Connaissait-il Églantine, la fille du maire? — Il nous répondit que oui, c'était il y a vingt ans; il s'en souvenait très bien puisqu'elle faisait partie de ces derniers enfants auxquels il avait enseigné. C'était une enfant joueuse, agréable, une perle; un peu plus timide que les autres pour parler, mais toujours dynamique lorsqu'il s'agissait de gambader dans les champs ou de jouer à la marelle. Se penchant lentement vers une étagère d'un recoin de la pièce, il en prit de grands livres. C'étaient des albums photos avec de larges couvertures en cuir, un peu poussiéreuses. Il chercha, à l'intérieur, parmi les nombreuses photos de classe qui commençaient en noir et blanc... Et finalement il trouva, et nous en montra une en particulier. Une douzaine d'élèves étaient disposés en deux rangées, et Michel souriait au côté de la photo. Parmi la rangée de derrière, vers la droite, une petite fille se tenait debout et esquissait un demi-sourire. Elle avait de longs cheveux blonds, un gilet bleu sur une robe couleur crème. Je me surpris à penser que ses traits ne me rappelaient pas ceux de son père, M. Griboux; à vrai-dire, elle me faisait même plutôt penser à ce à quoi avait dû ressembler, petite fille... sa maîtresse. C'étaient sans doute les cheveux blonds. — Nous remerciâmes le maître d'école, et, remarquant sur l'horloge murale qu'il était temps pour nous d'y aller, prîmes congé de lui peu de temps après.
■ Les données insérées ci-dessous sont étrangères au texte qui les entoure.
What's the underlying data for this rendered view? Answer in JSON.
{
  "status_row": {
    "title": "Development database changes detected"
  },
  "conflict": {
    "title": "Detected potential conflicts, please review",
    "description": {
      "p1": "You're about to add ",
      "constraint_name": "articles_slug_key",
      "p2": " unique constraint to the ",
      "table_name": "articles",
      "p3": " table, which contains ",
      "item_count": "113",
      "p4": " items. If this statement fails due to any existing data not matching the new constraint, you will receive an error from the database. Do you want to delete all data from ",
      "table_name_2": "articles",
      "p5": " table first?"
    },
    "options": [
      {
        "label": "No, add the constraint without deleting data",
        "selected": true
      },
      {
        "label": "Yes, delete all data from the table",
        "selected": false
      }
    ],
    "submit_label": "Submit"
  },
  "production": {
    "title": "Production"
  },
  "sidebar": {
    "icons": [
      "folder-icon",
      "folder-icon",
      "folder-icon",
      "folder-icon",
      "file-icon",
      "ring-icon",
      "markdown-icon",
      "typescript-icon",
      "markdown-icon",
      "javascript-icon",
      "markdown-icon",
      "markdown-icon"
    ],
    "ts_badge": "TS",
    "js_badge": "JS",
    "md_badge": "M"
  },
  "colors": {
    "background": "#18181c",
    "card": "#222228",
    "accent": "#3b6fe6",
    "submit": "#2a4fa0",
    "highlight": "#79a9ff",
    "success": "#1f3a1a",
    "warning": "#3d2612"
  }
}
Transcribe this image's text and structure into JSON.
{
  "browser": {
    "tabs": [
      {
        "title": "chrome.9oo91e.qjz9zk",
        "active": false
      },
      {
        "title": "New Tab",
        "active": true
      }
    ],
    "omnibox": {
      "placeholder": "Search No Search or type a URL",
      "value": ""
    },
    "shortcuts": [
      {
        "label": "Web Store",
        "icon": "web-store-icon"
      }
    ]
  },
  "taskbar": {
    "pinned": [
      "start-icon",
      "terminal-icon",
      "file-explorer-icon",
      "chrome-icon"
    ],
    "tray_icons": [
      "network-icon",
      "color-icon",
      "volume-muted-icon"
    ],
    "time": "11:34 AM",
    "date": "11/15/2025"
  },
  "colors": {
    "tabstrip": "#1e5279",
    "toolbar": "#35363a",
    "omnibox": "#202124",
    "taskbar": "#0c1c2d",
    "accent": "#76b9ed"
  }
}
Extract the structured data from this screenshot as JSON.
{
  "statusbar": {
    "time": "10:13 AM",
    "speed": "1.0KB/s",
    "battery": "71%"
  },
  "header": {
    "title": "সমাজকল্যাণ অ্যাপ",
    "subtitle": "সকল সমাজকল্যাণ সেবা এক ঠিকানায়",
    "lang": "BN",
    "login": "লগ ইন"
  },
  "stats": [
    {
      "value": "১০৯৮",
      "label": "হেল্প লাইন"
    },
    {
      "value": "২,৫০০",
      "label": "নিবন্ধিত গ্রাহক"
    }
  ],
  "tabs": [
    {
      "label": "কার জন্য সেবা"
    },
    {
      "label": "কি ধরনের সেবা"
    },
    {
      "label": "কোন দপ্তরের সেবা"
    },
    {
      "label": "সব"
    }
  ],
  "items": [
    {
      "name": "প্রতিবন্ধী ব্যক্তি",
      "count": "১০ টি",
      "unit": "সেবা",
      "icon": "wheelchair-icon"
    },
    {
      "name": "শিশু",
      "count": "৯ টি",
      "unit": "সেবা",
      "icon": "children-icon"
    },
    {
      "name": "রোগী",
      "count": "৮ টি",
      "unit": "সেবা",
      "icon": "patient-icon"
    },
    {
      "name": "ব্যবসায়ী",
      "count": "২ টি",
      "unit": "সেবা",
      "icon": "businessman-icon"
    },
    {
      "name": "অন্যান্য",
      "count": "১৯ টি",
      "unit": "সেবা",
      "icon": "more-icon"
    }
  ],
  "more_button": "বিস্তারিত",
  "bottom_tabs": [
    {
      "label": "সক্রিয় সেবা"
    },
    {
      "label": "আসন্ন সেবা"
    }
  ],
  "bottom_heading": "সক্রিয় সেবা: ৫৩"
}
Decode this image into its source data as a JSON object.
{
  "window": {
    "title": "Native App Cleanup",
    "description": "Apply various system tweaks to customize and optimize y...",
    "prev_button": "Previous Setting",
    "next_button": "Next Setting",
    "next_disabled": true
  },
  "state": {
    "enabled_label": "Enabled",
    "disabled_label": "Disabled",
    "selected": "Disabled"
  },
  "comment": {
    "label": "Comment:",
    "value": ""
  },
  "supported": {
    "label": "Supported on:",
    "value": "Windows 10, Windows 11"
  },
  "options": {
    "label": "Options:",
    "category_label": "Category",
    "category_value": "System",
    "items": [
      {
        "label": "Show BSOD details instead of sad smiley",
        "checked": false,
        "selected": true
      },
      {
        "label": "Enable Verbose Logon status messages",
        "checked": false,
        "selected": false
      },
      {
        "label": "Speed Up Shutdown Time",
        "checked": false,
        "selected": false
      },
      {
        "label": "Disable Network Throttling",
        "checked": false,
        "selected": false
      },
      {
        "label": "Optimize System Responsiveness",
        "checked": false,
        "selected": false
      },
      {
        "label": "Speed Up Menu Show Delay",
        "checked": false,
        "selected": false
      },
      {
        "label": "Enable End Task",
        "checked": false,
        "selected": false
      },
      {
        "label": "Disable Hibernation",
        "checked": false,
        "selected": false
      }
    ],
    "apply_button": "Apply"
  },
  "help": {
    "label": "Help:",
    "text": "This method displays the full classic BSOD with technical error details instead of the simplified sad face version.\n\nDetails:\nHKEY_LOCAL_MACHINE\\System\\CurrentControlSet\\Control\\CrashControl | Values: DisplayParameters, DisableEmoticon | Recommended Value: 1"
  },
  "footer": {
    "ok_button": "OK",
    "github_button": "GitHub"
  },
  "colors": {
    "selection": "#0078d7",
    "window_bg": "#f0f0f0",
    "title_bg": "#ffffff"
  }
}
Lorsque nous sortîmes de chez Michel, l'intense lumière du soleil me parut un grand réconfort... J'étais sorti de la petite maison avec cette émotion que l'on ressent après avoir regardé trop de photos anciennes: la nostalgie. Je sentais que Jean l'avait éprouvée aussi. — Au soleil... Je voulais vivre! Nos pas nous amenèrent hors de la ruelle, et alors seulement nous nous mîmes à parler à voix haute — — allons manger un repas chaud!